When I turned on my television this morning to watch the news, I was saddened once again to see the droves of people screaming and dashing to the right, the left, pushing and pulling each other. It was massive mayhem from a coordinated effort. I edged down on to my couch and watched in wonder and horror.
No, the frenzied scene wasn't from another suicide bomber in Iraq, but the beginning of Black Friday here in the United States when shoppers pushed their way through the doors of a just-opened store. It was a matter of getting the first and best deals from the holiday season.
And, yes, I did watch in wonder and horror.
I wondered what kind of people stand outside in the cold for hours, waiting for a store to open; however, once the doors were unlocked, my wonder turned to horror to see the people stampede their way inside to snag some sale item that will be forgotten by next year. What kind of people are we that allow the commercial industry manipulate such unattractive behavior? Is the sale price worth the cost of losing one's dignity? Did these people dine on turkey yesterday while salivating in anticipation for today's discount?

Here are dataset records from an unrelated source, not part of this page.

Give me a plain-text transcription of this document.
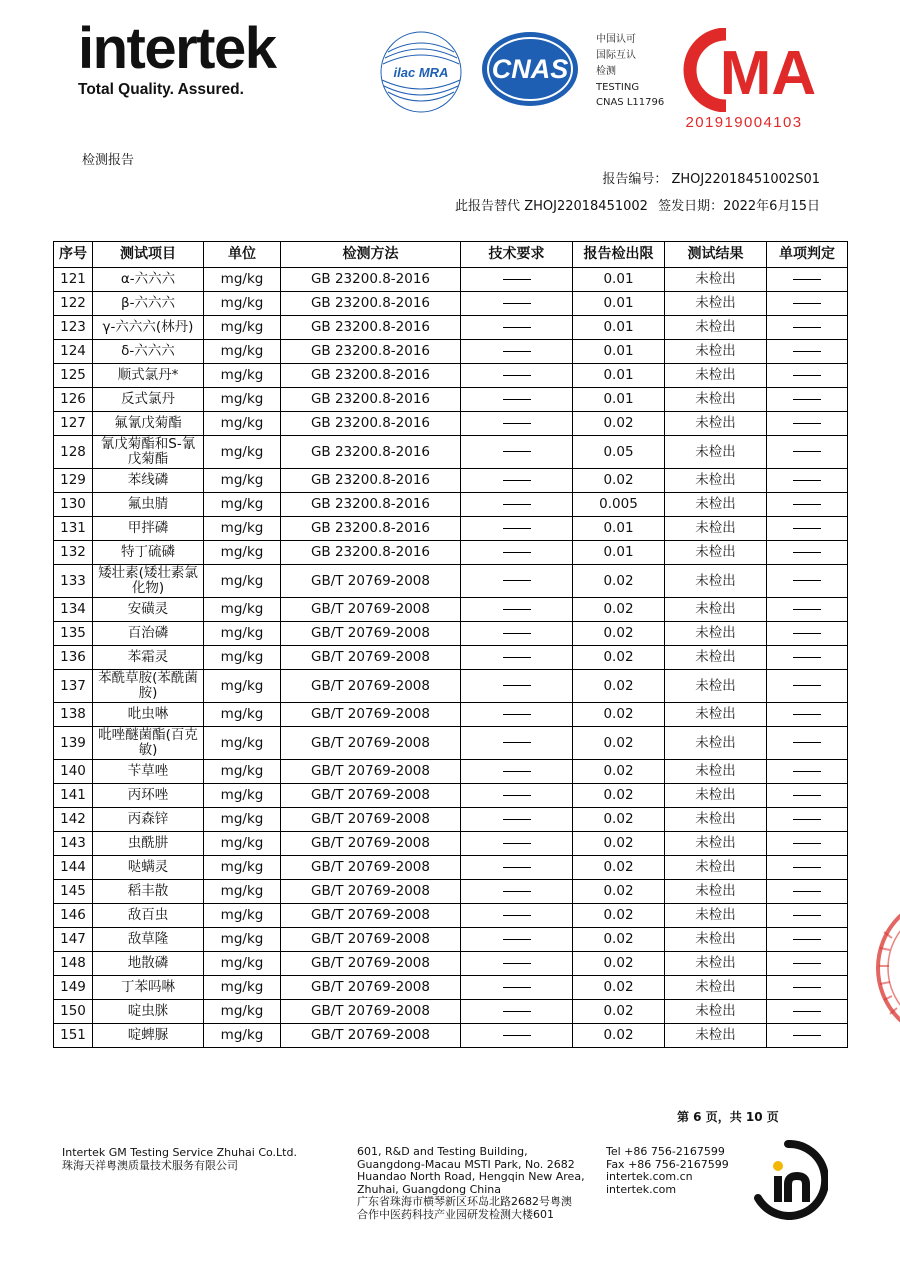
intertek
Total Quality. Assured.
ilac MRA CNAS
中国认可
国际互认
检测
TESTING
CNAS L11796 MA
201919004103
检测报告
报告编号： ZHOJ22018451002S01
此报告替代 ZHOJ22018451002 签发日期：2022年6月15日
序号	测试项目	单位	检测方法	技术要求	报告检出限	测试结果	单项判定
121	α-六六六	mg/kg	GB 23200.8-2016		0.01	未检出	
122	β-六六六	mg/kg	GB 23200.8-2016		0.01	未检出	
123	γ-六六六(林丹)	mg/kg	GB 23200.8-2016		0.01	未检出	
124	δ-六六六	mg/kg	GB 23200.8-2016		0.01	未检出	
125	顺式氯丹*	mg/kg	GB 23200.8-2016		0.01	未检出	
126	反式氯丹	mg/kg	GB 23200.8-2016		0.01	未检出	
127	氟氰戊菊酯	mg/kg	GB 23200.8-2016		0.02	未检出	
128	氰戊菊酯和S-氰戊菊酯	mg/kg	GB 23200.8-2016		0.05	未检出	
129	苯线磷	mg/kg	GB 23200.8-2016		0.02	未检出	
130	氟虫腈	mg/kg	GB 23200.8-2016		0.005	未检出	
131	甲拌磷	mg/kg	GB 23200.8-2016		0.01	未检出	
132	特丁硫磷	mg/kg	GB 23200.8-2016		0.01	未检出	
133	矮壮素(矮壮素氯化物)	mg/kg	GB/T 20769-2008		0.02	未检出	
134	安磺灵	mg/kg	GB/T 20769-2008		0.02	未检出	
135	百治磷	mg/kg	GB/T 20769-2008		0.02	未检出	
136	苯霜灵	mg/kg	GB/T 20769-2008		0.02	未检出	
137	苯酰草胺(苯酰菌胺)	mg/kg	GB/T 20769-2008		0.02	未检出	
138	吡虫啉	mg/kg	GB/T 20769-2008		0.02	未检出	
139	吡唑醚菌酯(百克敏)	mg/kg	GB/T 20769-2008		0.02	未检出	
140	苄草唑	mg/kg	GB/T 20769-2008		0.02	未检出	
141	丙环唑	mg/kg	GB/T 20769-2008		0.02	未检出	
142	丙森锌	mg/kg	GB/T 20769-2008		0.02	未检出	
143	虫酰肼	mg/kg	GB/T 20769-2008		0.02	未检出	
144	哒螨灵	mg/kg	GB/T 20769-2008		0.02	未检出	
145	稻丰散	mg/kg	GB/T 20769-2008		0.02	未检出	
146	敌百虫	mg/kg	GB/T 20769-2008		0.02	未检出	
147	敌草隆	mg/kg	GB/T 20769-2008		0.02	未检出	
148	地散磷	mg/kg	GB/T 20769-2008		0.02	未检出	
149	丁苯吗啉	mg/kg	GB/T 20769-2008		0.02	未检出	
150	啶虫脒	mg/kg	GB/T 20769-2008		0.02	未检出	
151	啶蜱脲	mg/kg	GB/T 20769-2008		0.02	未检出	
第 6 页，共 10 页
Intertek GM Testing Service Zhuhai Co.Ltd.
珠海天祥粤澳质量技术服务有限公司
601, R&D and Testing Building,
Guangdong-Macau MSTI Park, No. 2682
Huandao North Road, Hengqin New Area,
Zhuhai, Guangdong China
广东省珠海市横琴新区环岛北路2682号粤澳
合作中医药科技产业园研发检测大楼601
Tel +86 756-2167599
Fax +86 756-2167599
intertek.com.cn
intertek.com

Granted, I could use a deal. After all, I'm a writer and we know how that pays. Still, the idea of standing outside closed doors in the pitch-dark waiting for a store to open while mentally working out a strategy to be the first to get inside at the turn of the key saddens me. If only that same passion for a discount was directed somewhere more rewarding; if only people raced to help someone, whether it be a neighbor or stranger in need, as quickly as they race for a sale.
Oh, whom am I kidding? It's a new kind of holiday season. Good will toward man has been eclipsed by getting the best deal, no matter the cost.